‘Sing’ Review: Contagiously Cute

'Sing'

Movie Rating:

3.5

‘Sing’ is about as good as a movie about a bunch of cute CGI animals hosting a singing competition could possibly be. This is base level animated family comedy stuff, filled with celebrity voice acting and more pop culture references than the movie’s IMDb page could possibly handle.

The emotional arcs are all pretty obvious. The moral is simple. The colors are bright. The goals are entirely commercial. And yet, somehow, it works. The movie is genuinely funny, and does absolutely everything that it’s supposed to do without ever claiming to be more than broad entertainment. If all cutie-pie animated time-wasters were this good, no one would complain about there being so many.

This tale of show business woe begins with a broken dreamer who long ago gave up on the dreams that once defined him. That dreamer is a koala named Buster Moon, voiced by Matthew McConaughey without a hint of his usual Southern drawl. He owns a theater that has housed one failure after the next and he’s about to lose it to the bank. Desperate for a success, he decides to host a singing competition, and a misprinted poster suggests that the prize money will total $100,000. As a result, way too many singing animals show up for the purposes of a comedic audition montage. Eventually, a group is assembled including Seth MacFarlane’s crooning mouse, Reese Witherspoon’s piggy housewife, Nick Kroll’s piggy lunatic, Tori Kelly’s nervous elephant with a big voice, Scarlett Johansson’s rocker porcupine, and Taron Egerton’s gorilla from the wrong side of the tracks. You know, the usual ragtag gang of misfits who couldn’t possibly come together to put on a magical show that everyone remembers, right? Sure. That couldn’t ever happen. Not with these goofballs.

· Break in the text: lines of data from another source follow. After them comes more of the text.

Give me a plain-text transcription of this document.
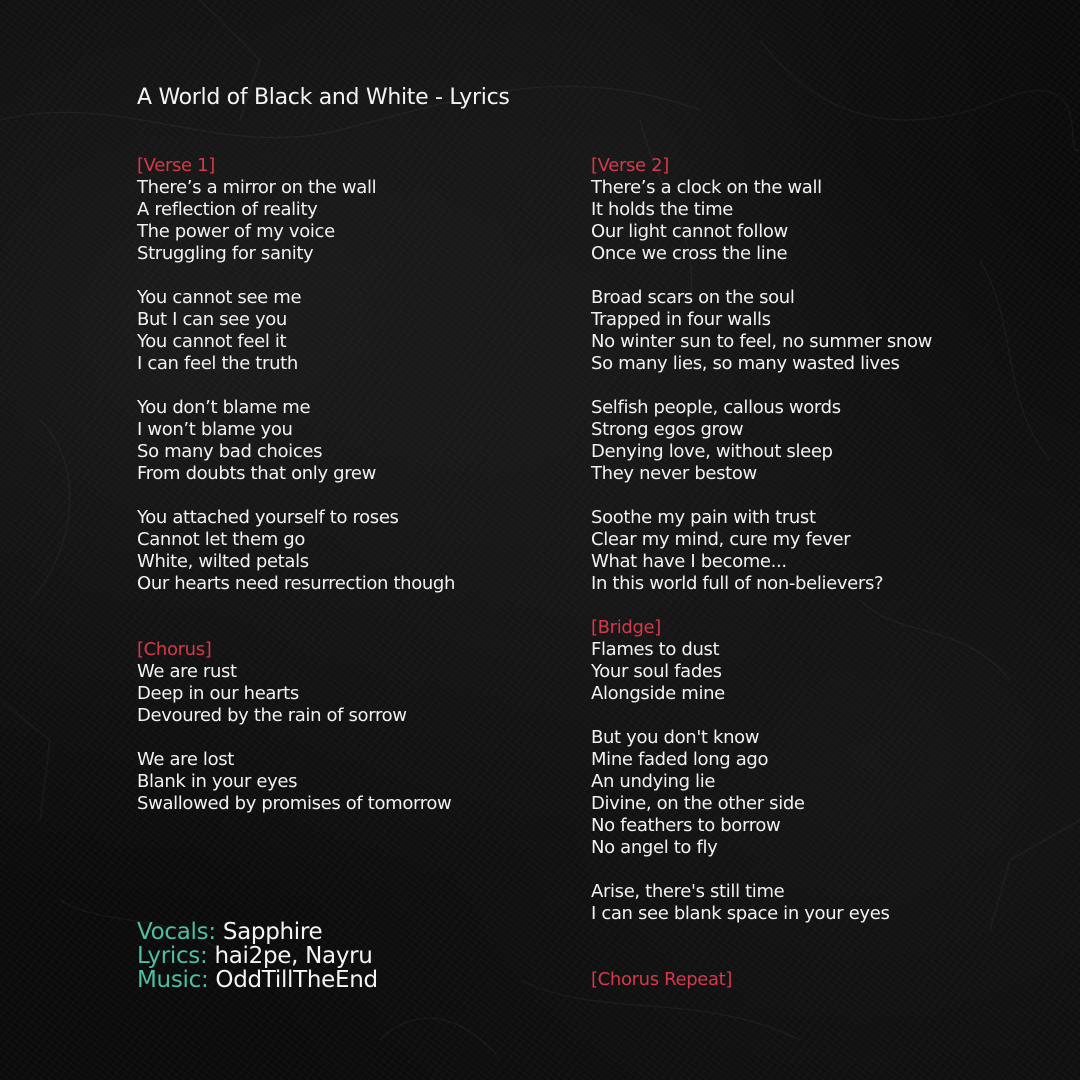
A World of Black and White - Lyrics
[Verse 1]
There’s a mirror on the wall
A reflection of reality
The power of my voice
Struggling for sanity
You cannot see me
But I can see you
You cannot feel it
I can feel the truth
You don’t blame me
I won’t blame you
So many bad choices
From doubts that only grew
You attached yourself to roses
Cannot let them go
White, wilted petals
Our hearts need resurrection though
[Chorus]
We are rust
Deep in our hearts
Devoured by the rain of sorrow
We are lost
Blank in your eyes
Swallowed by promises of tomorrow
[Verse 2]
There’s a clock on the wall
It holds the time
Our light cannot follow
Once we cross the line
Broad scars on the soul
Trapped in four walls
No winter sun to feel, no summer snow
So many lies, so many wasted lives
Selfish people, callous words
Strong egos grow
Denying love, without sleep
They never bestow
Soothe my pain with trust
Clear my mind, cure my fever
What have I become...
In this world full of non-believers?
[Bridge]
Flames to dust
Your soul fades
Alongside mine
But you don't know
Mine faded long ago
An undying lie
Divine, on the other side
No feathers to borrow
No angel to fly
Arise, there's still time
I can see blank space in your eyes
[Chorus Repeat]
Vocals: Sapphire
Lyrics: hai2pe, Nayru
Music: OddTillTheEnd
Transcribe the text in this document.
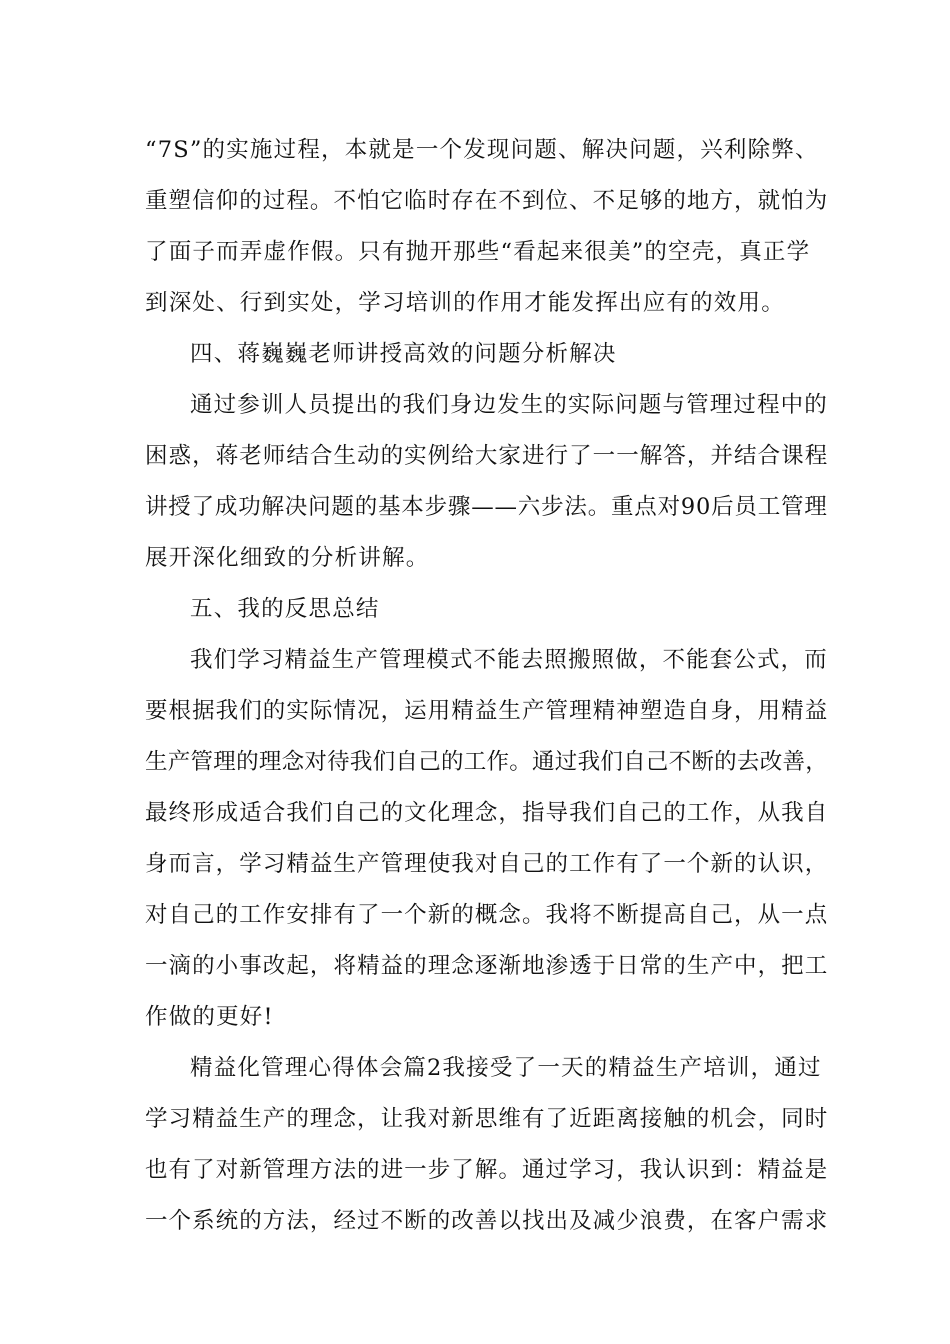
“7S”的实施过程，本就是一个发现问题、解决问题，兴利除弊、
重塑信仰的过程。不怕它临时存在不到位、不足够的地方，就怕为
了面子而弄虚作假。只有抛开那些“看起来很美”的空壳，真正学
到深处、行到实处，学习培训的作用才能发挥出应有的效用。
四、蒋巍巍老师讲授高效的问题分析解决
通过参训人员提出的我们身边发生的实际问题与管理过程中的
困惑，蒋老师结合生动的实例给大家进行了一一解答，并结合课程
讲授了成功解决问题的基本步骤——六步法。重点对90后员工管理
展开深化细致的分析讲解。
五、我的反思总结
我们学习精益生产管理模式不能去照搬照做，不能套公式，而
要根据我们的实际情况，运用精益生产管理精神塑造自身，用精益
生产管理的理念对待我们自己的工作。通过我们自己不断的去改善，
最终形成适合我们自己的文化理念，指导我们自己的工作，从我自
身而言，学习精益生产管理使我对自己的工作有了一个新的认识，
对自己的工作安排有了一个新的概念。我将不断提高自己，从一点
一滴的小事改起，将精益的理念逐渐地渗透于日常的生产中，把工
作做的更好!
精益化管理心得体会篇2我接受了一天的精益生产培训，通过
学习精益生产的理念，让我对新思维有了近距离接触的机会，同时
也有了对新管理方法的进一步了解。通过学习，我认识到：精益是
一个系统的方法，经过不断的改善以找出及减少浪费，在客户需求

This is pretty simple stuff. In fact, the biggest surprise is that there hasn’t been an animated animal comedy with this exact premise before. (It has mid-2000s written all over it.). Thankfully, we’re getting it from writer/co-director Garth Jennings. The British director hasn’t done animation before. He worked his way up through commercials and music videos like any good ’90s boy and then made it into the movies with the underrated ‘Hitchhiker’s Guide to the Galaxy’ and the goddamn delightful ‘Son of Rambow’. It’s been way too long since Jennings made a movie and no one ever could have expected his next would be a kids’ cartoon. That gives the movie an uncommon sense of style and humor. Animated movies always look pretty because they’re so expensive, but they’re rarely this imaginatively cinematic. Jennings runs wild creating set-pieces impossible in live action. He makes the movie hum along with style and charm. It’s very sincere and goofy. You can’t take it seriously and the silliness can feel intoxicating (with a dash of British sarcasm about the Hollywood fantasy).

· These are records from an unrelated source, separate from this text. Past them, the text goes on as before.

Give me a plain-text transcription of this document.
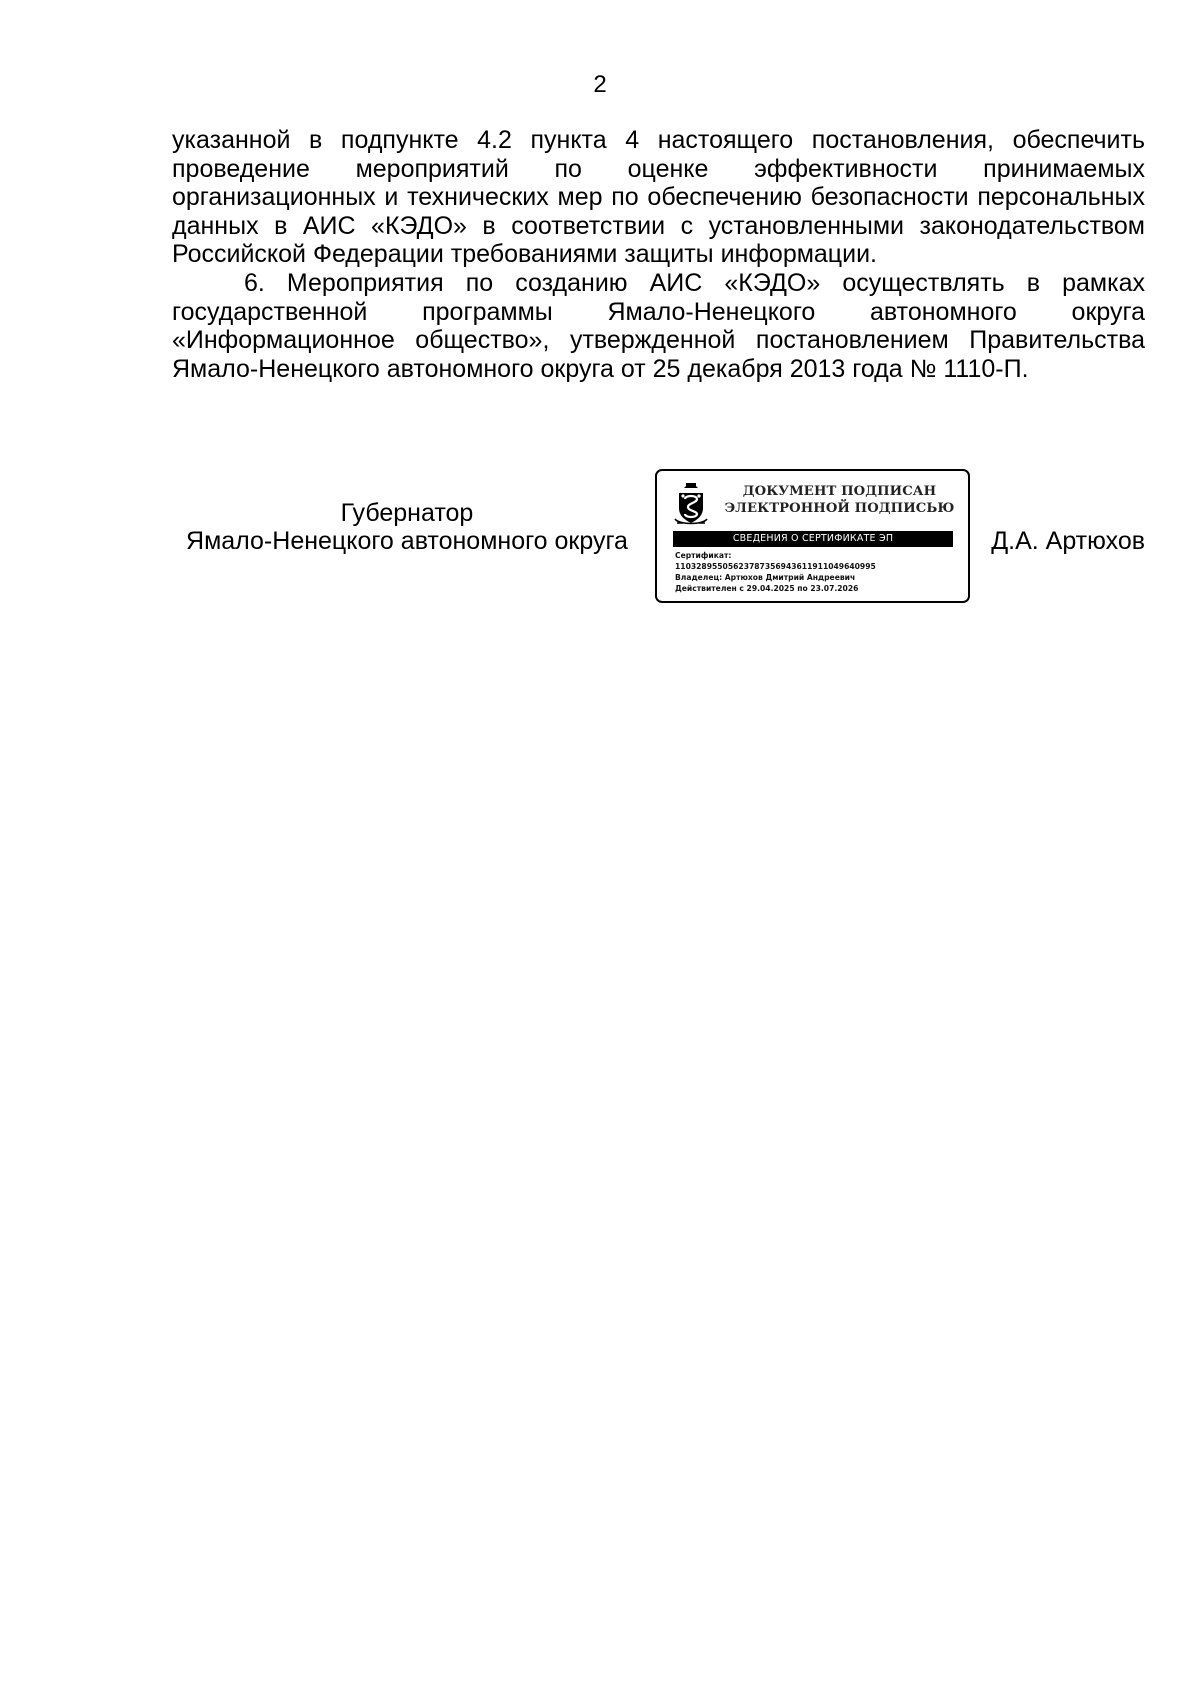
2

указанной в подпункте 4.2 пункта 4 настоящего постановления, обеспечить проведение мероприятий по оценке эффективности принимаемых организационных и технических мер по обеспечению безопасности персональных данных в АИС «КЭДО» в соответствии с установленными законодательством Российской Федерации требованиями защиты информации.

6. Мероприятия по созданию АИС «КЭДО» осуществлять в рамках государственной программы Ямало-Ненецкого автономного округа «Информационное общество», утвержденной постановлением Правительства Ямало-Ненецкого автономного округа от 25 декабря 2013 года № 1110-П.

Губернатор
Ямало-Ненецкого автономного округа
ДОКУМЕНТ ПОДПИСАН
ЭЛЕКТРОННОЙ ПОДПИСЬЮ
СВЕДЕНИЯ О СЕРТИФИКАТЕ ЭП
Сертификат:
11032895505623787356943611911049640995
Владелец: Артюхов Дмитрий Андреевич
Действителен с 29.04.2025 по 23.07.2026
Д.А. Артюхов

The character designs are all pretty stock for this sort of thing, mostly glossy anthropomorphized animals with just enough personality to be distinct visually. However, the characters are all memorably goofy despite being simple. Jennings and his talented crop of voice actors create distinct beings of various types, sizes and purposes. McConaughey disappears into an almost unrecognizable vocal performance completely unlike anything he’s ever done, and the guy clearly relished that opportunity. Seth MacFarlane adds some attitude along with those standard ballads he insists on singing for reasons best known to himself. Witherspoon and Johansson commit with their full hearts to characters that are the emotional backbone of the piece. Even the underwritten roles get some nice performances. The whole thing has a lot of heart and plenty of laughs. Hell, even the parade of pop music favorites paraded out for easy nostalgia all hit the right buttons. This thing is a charmer.

All that said, ‘Sing’ is way too long and overwhelmed by side stories that aren’t nearly as compelling as Jennings seems to think. The movie always aims squarely at the middlebrow. That’s appealingly unapologetic and it’s nice that no one had any unnecessary pretentions. However, Jennings has also delivered a distinctly indistinct bit of rousing entertainment. It’s quite fun and beautifully made, but in the service of delivering exactly the type of animated family film that’s usually done without all these talented bells and whistles.

It’s important not to expect anything particularly special out of ‘Sing’. The flick doesn’t break any rules, but it delivers the goods in a manner that so many of these sorts of movies fail miserably at. That’s something. At least you’ll know that you’ll get exactly the type of breezy fun that you’ve been promised, done about as well as possible. Just don’t expect any Pixar or Disney magic along the way.